We may never have seen [the SOMETHING] in the flesh, but we know that is SOMETHING that exists. So, in this case… Indexical representation… like your index finger… points at existent things.
Now, when I say about "things existing" they do not have to be real things…they could be things from literature, from any other source, that within our culture exists. In this case… this cartoony pigeon carrier pigeon… exists as a concept that we know. That carrier pigeons existed and they were used in the war, to ferry communications from one location to another. So, it is reinforcing all these ideas Indexically.
From this illustration… if you got the idea of a carrier pigeon… that is the image and all the Iconic elements working together to Indexically point to a carrier pigeon. BUT if you also got from that the sense of a pilot, a World War II flying Ace-type pilot in his leather flying jacket, and his the flying helmet and goggles, then also Indexically it is pointing you to that. It is the same image, but it is starting to [semiotically] work
All those Iconic levels are starting to work, and point you to these two indexical elements… that is representing a carrier pigeon…it is also representing a pilot… a particular type of military pilot… RAF military pilot.
But if any of you, of a certain generation, also remember the Hannah Barbera cartoon of Catch the Pigeon I think it was called? Then you will get the other connections to this, is the fact that Dick Dastardly and Muttley [are] …always trying to catch the carrier pigeon with all their flying machines… it is a lean towards that, as popular culture.
So, as I said it was aimed at the target audience of the community within the Wirral Metropolitan Borough Council catchment area, of people who the council wanted… to help the local people… improve their communication with the council. So, this is one illustration that just reinforces, in a document, that [the council] put through the door to their people who live within the council metropolitan area. It is just reinforcing this idea of communication between two entities… themselves (the council) and the Metropolitan Borough.
So that takes us up to the next level really, which is Symbolic.
If this illustration is referring to communication…an aspect of communication… then… as I said… it was aimed at how to contact the Wirral Metropolitan Borough Council.
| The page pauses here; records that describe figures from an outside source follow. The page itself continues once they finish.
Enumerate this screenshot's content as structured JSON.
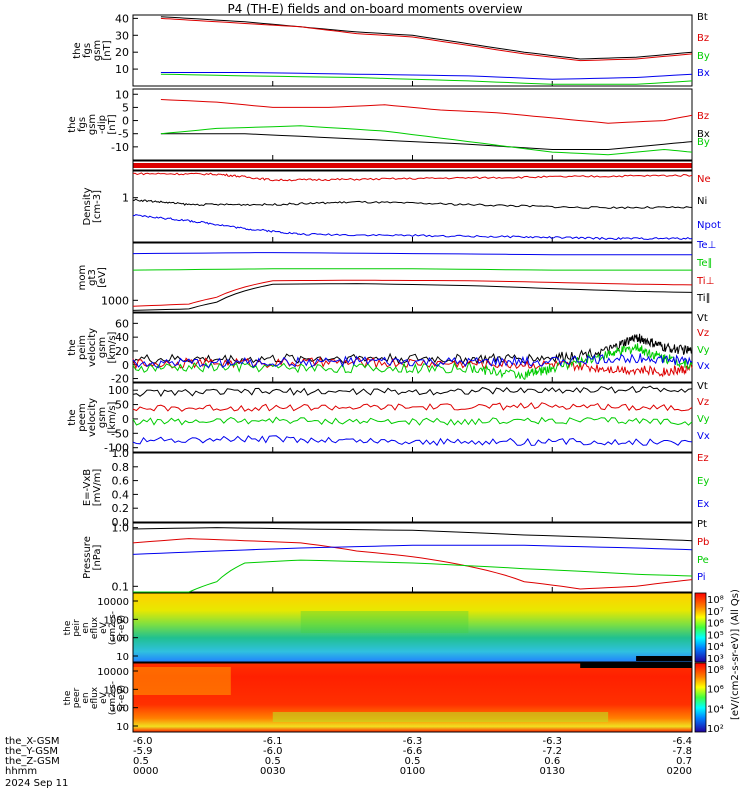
{
  "title": "P4 (TH-E) fields and on-board moments overview",
  "date_label": "2024 Sep 11",
  "colors": {
    "black": "#000000",
    "red": "#dd0000",
    "green": "#00cc00",
    "blue": "#0000ee"
  },
  "ephemeris": {
    "rows": [
      {
        "label": "the_X-GSM",
        "values": [
          "-6.0",
          "-6.1",
          "-6.3",
          "-6.3",
          "-6.4"
        ]
      },
      {
        "label": "the_Y-GSM",
        "values": [
          "-5.9",
          "-6.0",
          "-6.6",
          "-7.2",
          "-7.8"
        ]
      },
      {
        "label": "the_Z-GSM",
        "values": [
          "0.5",
          "0.5",
          "0.5",
          "0.6",
          "0.7"
        ]
      },
      {
        "label": "hhmm",
        "values": [
          "0000",
          "0030",
          "0100",
          "0130",
          "0200"
        ]
      }
    ]
  },
  "chart_data": [
    {
      "id": "fgs_gsm",
      "type": "line",
      "ylabel": [
        "the",
        "fgs",
        "gsm",
        "[nT]"
      ],
      "ylim": [
        0,
        42
      ],
      "yticks": [
        "40",
        "30",
        "20",
        "10"
      ],
      "legend": [
        "Bt",
        "Bz",
        "By",
        "Bx"
      ],
      "series": [
        {
          "name": "Bt",
          "color": "black",
          "x": [
            0.1,
            0.2,
            0.4,
            0.6,
            0.8,
            1.0,
            1.2,
            1.4,
            1.6,
            1.8,
            2.0
          ],
          "y": [
            41,
            40,
            38,
            35,
            32,
            30,
            25,
            20,
            16,
            17,
            20
          ]
        },
        {
          "name": "Bz",
          "color": "red",
          "x": [
            0.1,
            0.2,
            0.4,
            0.6,
            0.8,
            1.0,
            1.2,
            1.4,
            1.6,
            1.8,
            2.0
          ],
          "y": [
            40,
            39,
            37,
            35,
            31,
            29,
            24,
            19,
            15,
            16,
            19
          ]
        },
        {
          "name": "By",
          "color": "green",
          "x": [
            0.1,
            0.4,
            0.8,
            1.2,
            1.5,
            1.8,
            2.0
          ],
          "y": [
            7,
            6,
            5,
            3,
            1,
            1,
            3
          ]
        },
        {
          "name": "Bx",
          "color": "blue",
          "x": [
            0.1,
            0.4,
            0.8,
            1.2,
            1.5,
            1.8,
            2.0
          ],
          "y": [
            8,
            8,
            7,
            6,
            4,
            5,
            7
          ]
        }
      ]
    },
    {
      "id": "fgs_gsm_dt",
      "type": "line",
      "ylabel": [
        "the",
        "fgs",
        "gsm",
        "-dip",
        "[nT]"
      ],
      "ylim": [
        -15,
        12
      ],
      "yticks": [
        "10",
        "5",
        "0",
        "-5",
        "-10"
      ],
      "legend": [
        "Bz",
        "Bx",
        "By"
      ],
      "series": [
        {
          "name": "Bz",
          "color": "red",
          "x": [
            0.1,
            0.3,
            0.5,
            0.7,
            0.9,
            1.1,
            1.3,
            1.5,
            1.7,
            1.9,
            2.0
          ],
          "y": [
            8,
            7,
            5,
            5,
            6,
            4,
            3,
            1,
            -1,
            0,
            2
          ]
        },
        {
          "name": "Bx",
          "color": "black",
          "x": [
            0.1,
            0.4,
            0.8,
            1.2,
            1.5,
            1.7,
            1.9,
            2.0
          ],
          "y": [
            -5,
            -5,
            -7,
            -9,
            -11,
            -11,
            -9,
            -8
          ]
        },
        {
          "name": "By",
          "color": "green",
          "x": [
            0.1,
            0.3,
            0.6,
            0.9,
            1.2,
            1.5,
            1.7,
            1.9,
            2.0
          ],
          "y": [
            -5,
            -3,
            -2,
            -4,
            -8,
            -12,
            -13,
            -11,
            -12
          ]
        }
      ]
    },
    {
      "id": "flag_bar",
      "type": "bar",
      "color": "red"
    },
    {
      "id": "density",
      "type": "line",
      "ylabel": [
        "Density",
        "[cm-3]"
      ],
      "ylim_log": [
        0.1,
        4
      ],
      "yticks": [
        "1"
      ],
      "legend": [
        "Ne",
        "Ni",
        "Npot"
      ],
      "series": [
        {
          "name": "Ne",
          "color": "red",
          "x": [
            0.0,
            0.3,
            0.5,
            0.8,
            1.2,
            1.6,
            2.0
          ],
          "y": [
            3.5,
            3.4,
            2.5,
            2.6,
            2.8,
            3.0,
            3.2
          ]
        },
        {
          "name": "Ni",
          "color": "black",
          "x": [
            0.0,
            0.2,
            0.5,
            0.8,
            1.2,
            1.6,
            2.0
          ],
          "y": [
            0.9,
            0.7,
            0.7,
            0.8,
            0.7,
            0.6,
            0.6
          ]
        },
        {
          "name": "Npot",
          "color": "blue",
          "x": [
            0.0,
            0.2,
            0.4,
            0.6,
            1.0,
            1.4,
            1.7,
            2.0
          ],
          "y": [
            0.4,
            0.3,
            0.2,
            0.15,
            0.14,
            0.13,
            0.12,
            0.12
          ]
        }
      ]
    },
    {
      "id": "temperature",
      "type": "line",
      "ylabel": [
        "mom",
        "gt3",
        "[eV]"
      ],
      "ylim_log": [
        500,
        30000
      ],
      "yticks": [
        "1000"
      ],
      "legend": [
        "Te⊥",
        "Te∥",
        "Ti⊥",
        "Ti∥"
      ],
      "series": [
        {
          "name": "Te⊥",
          "color": "blue",
          "x": [
            0.0,
            0.5,
            1.0,
            1.5,
            2.0
          ],
          "y": [
            16000,
            17000,
            16000,
            15000,
            15000
          ]
        },
        {
          "name": "Te∥",
          "color": "green",
          "x": [
            0.0,
            0.5,
            1.0,
            1.5,
            2.0
          ],
          "y": [
            6000,
            6500,
            6500,
            6000,
            6000
          ]
        },
        {
          "name": "Ti⊥",
          "color": "red",
          "x": [
            0.0,
            0.2,
            0.3,
            0.5,
            0.8,
            1.2,
            1.5,
            1.8,
            2.0
          ],
          "y": [
            700,
            800,
            1200,
            3200,
            3300,
            3200,
            2900,
            2600,
            2500
          ]
        },
        {
          "name": "Ti∥",
          "color": "black",
          "x": [
            0.0,
            0.2,
            0.3,
            0.5,
            0.8,
            1.2,
            1.5,
            1.8,
            2.0
          ],
          "y": [
            550,
            600,
            900,
            2600,
            2700,
            2400,
            2000,
            1700,
            1600
          ]
        }
      ]
    },
    {
      "id": "peim_velocity",
      "type": "line",
      "ylabel": [
        "the",
        "peim",
        "velocity",
        "gsm",
        "[km/s]"
      ],
      "ylim": [
        -25,
        75
      ],
      "yticks": [
        "60",
        "40",
        "20",
        "0",
        "-20"
      ],
      "legend": [
        "Vt",
        "Vz",
        "Vy",
        "Vx"
      ],
      "series": [
        {
          "name": "Vt",
          "color": "black",
          "x": [
            0.0,
            0.4,
            0.8,
            1.2,
            1.5,
            1.7,
            1.8,
            1.9,
            2.0
          ],
          "y": [
            8,
            8,
            10,
            8,
            10,
            20,
            40,
            25,
            20
          ]
        },
        {
          "name": "Vz",
          "color": "red",
          "x": [
            0.0,
            0.4,
            0.8,
            1.2,
            1.5,
            1.7,
            1.9,
            2.0
          ],
          "y": [
            2,
            3,
            3,
            2,
            0,
            -5,
            -10,
            -5
          ]
        },
        {
          "name": "Vy",
          "color": "green",
          "x": [
            0.0,
            0.4,
            0.8,
            1.2,
            1.4,
            1.5,
            1.7,
            1.8,
            1.9,
            2.0
          ],
          "y": [
            -5,
            -3,
            -5,
            -5,
            -15,
            -5,
            15,
            25,
            10,
            0
          ]
        },
        {
          "name": "Vx",
          "color": "blue",
          "x": [
            0.0,
            0.4,
            0.8,
            1.2,
            1.5,
            1.8,
            2.0
          ],
          "y": [
            2,
            3,
            5,
            3,
            5,
            10,
            5
          ]
        }
      ]
    },
    {
      "id": "peem_velocity",
      "type": "line",
      "ylabel": [
        "the",
        "peem",
        "velocity",
        "gsm",
        "[km/s]"
      ],
      "ylim": [
        -115,
        125
      ],
      "yticks": [
        "100",
        "50",
        "0",
        "-50",
        "-100"
      ],
      "legend": [
        "Vt",
        "Vz",
        "Vy",
        "Vx"
      ],
      "series": [
        {
          "name": "Vt",
          "color": "black",
          "x": [
            0.0,
            0.5,
            1.0,
            1.5,
            2.0
          ],
          "y": [
            90,
            95,
            95,
            100,
            105
          ]
        },
        {
          "name": "Vz",
          "color": "red",
          "x": [
            0.0,
            0.5,
            1.0,
            1.5,
            2.0
          ],
          "y": [
            35,
            40,
            40,
            45,
            40
          ]
        },
        {
          "name": "Vy",
          "color": "green",
          "x": [
            0.0,
            0.5,
            1.0,
            1.5,
            2.0
          ],
          "y": [
            -10,
            -5,
            -10,
            -5,
            -10
          ]
        },
        {
          "name": "Vx",
          "color": "blue",
          "x": [
            0.0,
            0.5,
            1.0,
            1.5,
            2.0
          ],
          "y": [
            -75,
            -70,
            -80,
            -80,
            -80
          ]
        }
      ]
    },
    {
      "id": "efield",
      "type": "line",
      "ylabel": [
        "E=-VxB",
        "[mV/m]"
      ],
      "ylim": [
        0,
        1.0
      ],
      "yticks": [
        "1.0",
        "0.8",
        "0.6",
        "0.4",
        "0.2",
        "0.0"
      ],
      "legend": [
        "Ez",
        "Ey",
        "Ex"
      ],
      "series": []
    },
    {
      "id": "pressure",
      "type": "line",
      "ylabel": [
        "Pressure",
        "[nPa]"
      ],
      "ylim_log": [
        0.08,
        1.2
      ],
      "yticks": [
        "1.0",
        "0.1"
      ],
      "legend": [
        "Pt",
        "Pb",
        "Pe",
        "Pi"
      ],
      "series": [
        {
          "name": "Pt",
          "color": "black",
          "x": [
            0.0,
            0.3,
            0.6,
            1.0,
            1.4,
            1.8,
            2.0
          ],
          "y": [
            0.95,
            1.0,
            0.95,
            0.9,
            0.75,
            0.65,
            0.6
          ]
        },
        {
          "name": "Pb",
          "color": "red",
          "x": [
            0.0,
            0.2,
            0.4,
            0.6,
            0.8,
            1.0,
            1.2,
            1.4,
            1.6,
            1.8,
            2.0
          ],
          "y": [
            0.55,
            0.65,
            0.6,
            0.55,
            0.4,
            0.32,
            0.22,
            0.12,
            0.09,
            0.1,
            0.13
          ]
        },
        {
          "name": "Pe",
          "color": "green",
          "x": [
            0.0,
            0.2,
            0.3,
            0.4,
            0.6,
            1.0,
            1.4,
            1.8,
            2.0
          ],
          "y": [
            0.08,
            0.08,
            0.12,
            0.25,
            0.28,
            0.25,
            0.2,
            0.16,
            0.15
          ]
        },
        {
          "name": "Pi",
          "color": "blue",
          "x": [
            0.0,
            0.3,
            0.6,
            1.0,
            1.4,
            1.8,
            2.0
          ],
          "y": [
            0.35,
            0.4,
            0.45,
            0.5,
            0.5,
            0.45,
            0.42
          ]
        }
      ]
    },
    {
      "id": "peir_eflux",
      "type": "heatmap",
      "ylabel": [
        "the",
        "peir",
        "en",
        "eflux",
        "eV",
        "(cm2-s-",
        "sr-eV)"
      ],
      "yticks": [
        "10000",
        "1000",
        "100",
        "10"
      ],
      "colorbar_ticks": [
        "10⁸",
        "10⁷",
        "10⁶",
        "10⁵",
        "10⁴",
        "10³"
      ]
    },
    {
      "id": "peer_eflux",
      "type": "heatmap",
      "ylabel": [
        "the",
        "peer",
        "en",
        "eflux",
        "eV",
        "(cm2-s-",
        "sr-eV)"
      ],
      "yticks": [
        "10000",
        "1000",
        "100",
        "10"
      ],
      "colorbar_ticks": [
        "10⁸",
        "10⁶",
        "10⁴",
        "10²"
      ]
    }
  ],
  "colorbar_label": "[eV/(cm2-s-sr-eV)] (All Qs)"
}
It was in a brochure comprising of lots of different illustrations all reinforcing the idea of different modes of communication of how to contact the council. That is essentially when you see the illustrations and you get the idea that when you see this, in the context of the Wirral documentation, this image… this illustration… is pointing the target audience at contacting the Wirral Metropolitan Borough Council, to actually help with the bins or whatever [the residents need].
So, at this level, it is gone beyond the fact that it is a carrier pigeon. It is gone beyond the fact that it could be a pilot, and references to Dick Dastardly and Muttley, trying to capture the carrier pigeon… into… "this is reinforcing a form of communication to The Wirral" which is the big Concept that this is about.
So, then, it becomes a convention or a rule that is agreed between the target audience, that when they see this illustration, and these illustrations that were in the brochure… all of this reinforces the idea that it is all about communication.
So, there we have it.
We have Indexical… Sorry… we have Iconic… which, if interpreted in such a way by the target audience… that they make the connections… it could become Indexical representation.
And once all of that is taken on board by the target audience… they then, generally agree, that when we see all of these illustrations that illustration - the carrier pigeon - and all these other illustrations showing different forms of communication… then this means about contacting Wirral Metropolitan Borough Council, on the Wirral, opposite Liverpool.
Okay.
So, that is today's lecture on Semiosis in this case illustrating Semiosis - the sign-action in action.